Я перебирал мысли минувшей ночи, усаживаясь
«Это не для тебя!» — помню, крикнул кто-то, едва лишь я проснулся, еще не соображая как следует, где нахожусь. Не для меня? Что? Все! Хотя бы и Винга, какое ты имеешь право на нее? Никакого! И не только право, но и… Что ты можешь ей дать — сведенные артритом суставы? Ломоту в висках? Растущий с каждым днем холестерин? Или это уродское брюхо, которое ты безуспешно маскируешь жилетом? Больно много ты ей…
Это Винге-то? Почему Винге, если я только что думал о Марте, которую оставил в Вильнюсе и о которой, возможно впервые, так хладнокровно размышлял — как о находящейся далеко; что она сказала еще? Да конечно же она, Винга, не Марта, — когда мы вошли в комнату и выбрали каждый по тахте; речь, естественно, зашла об Эрике и удалившемся в добровольное кухонное изгнание архитекторе; я почему-то посетовал на возраст… «При чем тут годы, Ауримас, не в годах дело…» Не в годах, это верно, а все же… — подумал я; так я подумал тогда, Бриг, вспомнив белобрысого творца новелл из моей же собственной редакции Юодишюса (в моем столе, мелькнуло в мыслях, все валяется его повесть, которую он просил меня «пробежать от нечего делать»; по я так забегался, что все не мог выбраться и «пробежать» ее), в последнее время, насколько я мог заметить, Винга никогда не обходила его кабинет на первом этаже (как, впрочем, и мой); поговаривали, будто бы они вдвоем пишут драму, которая, вполне возможно, потрясет мир; я-то уж, во всяком случае, никого потрясать не собирался. Он и дома, я слышал, побывал, у Винги дома, в старом городе: не думаю, чтобы он туда забрел с целью послушать флейту или полистать альбомы Абдонаса с марками (когда-то вместе учились)…
«А тебе-то что? — простонал я, точно меня душили. — Тебе-то какое дело, старикашка? Чего ради ломать голову? Было бы над чем! Было бы, слышишь?! Абдонас и мой сотрудник, творец новелл… этот самый Юодишюс… Дались они тебе, честное слово!»

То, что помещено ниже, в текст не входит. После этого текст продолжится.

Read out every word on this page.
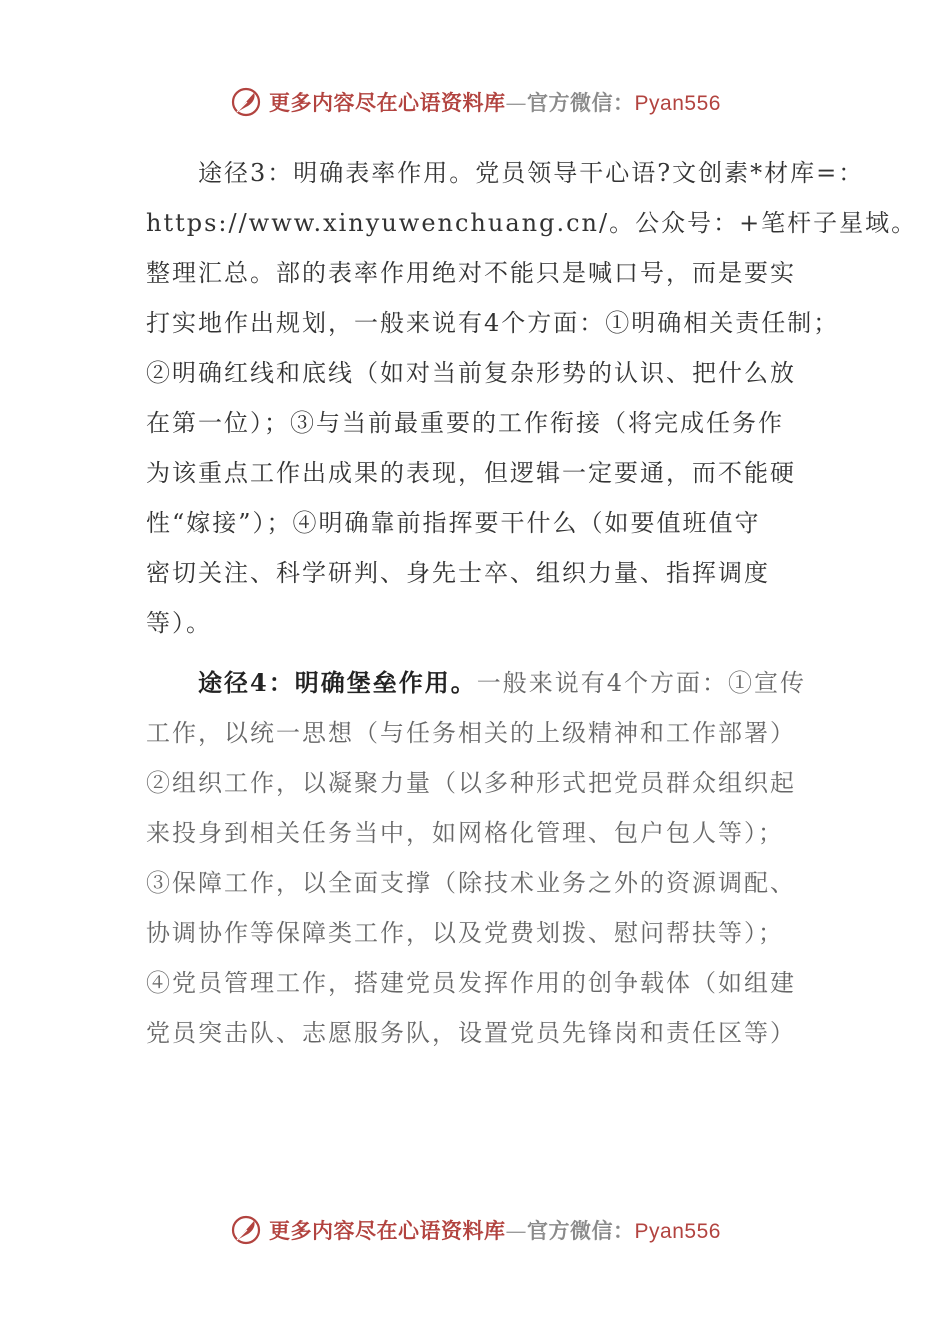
更多内容尽在心语资料库—官方微信：Pyan556
　　途径3：明确表率作用。党员领导干心语?文创素*材库=：
https://www.xinyuwenchuang.cn/。公众号：+笔杆子星域。
整理汇总。部的表率作用绝对不能只是喊口号，而是要实
打实地作出规划，一般来说有4个方面：①明确相关责任制；
②明确红线和底线（如对当前复杂形势的认识、把什么放
在第一位）；③与当前最重要的工作衔接（将完成任务作
为该重点工作出成果的表现，但逻辑一定要通，而不能硬
性“嫁接”）；④明确靠前指挥要干什么（如要值班值守
密切关注、科学研判、身先士卒、组织力量、指挥调度
等）。
　　途径4：明确堡垒作用。一般来说有4个方面：①宣传
工作，以统一思想（与任务相关的上级精神和工作部署）
②组织工作，以凝聚力量（以多种形式把党员群众组织起
来投身到相关任务当中，如网格化管理、包户包人等）；
③保障工作，以全面支撑（除技术业务之外的资源调配、
协调协作等保障类工作，以及党费划拨、慰问帮扶等）；
④党员管理工作，搭建党员发挥作用的创争载体（如组建
党员突击队、志愿服务队，设置党员先锋岗和责任区等）
更多内容尽在心语资料库—官方微信：Pyan556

Я почувствовал, что встаю, сам удивился и повернулся к окну: погоди! Постой, любезный старичок, ждал до сих нор, подожди еще — не спеши и сейчас, одумайся, не будет ли это глупо. — Что? — То, что задумал… То, что делаешь… Столько, старый пень, повидал, столько испытал. И пожил, слава богу. Да знаешь ли ты, что будет потом? Подумал об этом?
Потом? Это когда — потом?
Неоновые огни светили теперь прямо в глаза — голубые, страшные, — и я повернулся на другой бок, спасаясь от их тревожного света, и даже закрыл глаза, чтобы ничего не видеть; погоди же ты! Ну, сегодня ночью. В эту странную ночь. В странную ночь в городе Кельне — возьми да пережди. Завтра будешь сильней.
Завтра? Или послезавтра? А вдруг через месяц или год?
Эх, не все ли равно, когда? Ведь не с сегодняшнего дня эти мысли, и не первый день вы с Вингой общаетесь, хотя никогда об этом не задумывались и, разумеется, никогда не ночевали в одной комнате… И не впервые ты этак о Марте… о своей Марте в нелепом голубом тренировочном, которой не нужен муж, а если и нужен, то лишь как давняя привычная вещь… предмет домашнего обихода… хозяйственная принадлежность…
Хватит, хватит, хватит! И я сел, точно кто-то подтолкнул. Непостижимое беспокойство, от которого меня всего трясло перед тем, и сейчас цепко держало, точно в капкане, но ломота в висках отпустила, голова была ясная, и я мог думать четко, без помех. Мог что-то понять.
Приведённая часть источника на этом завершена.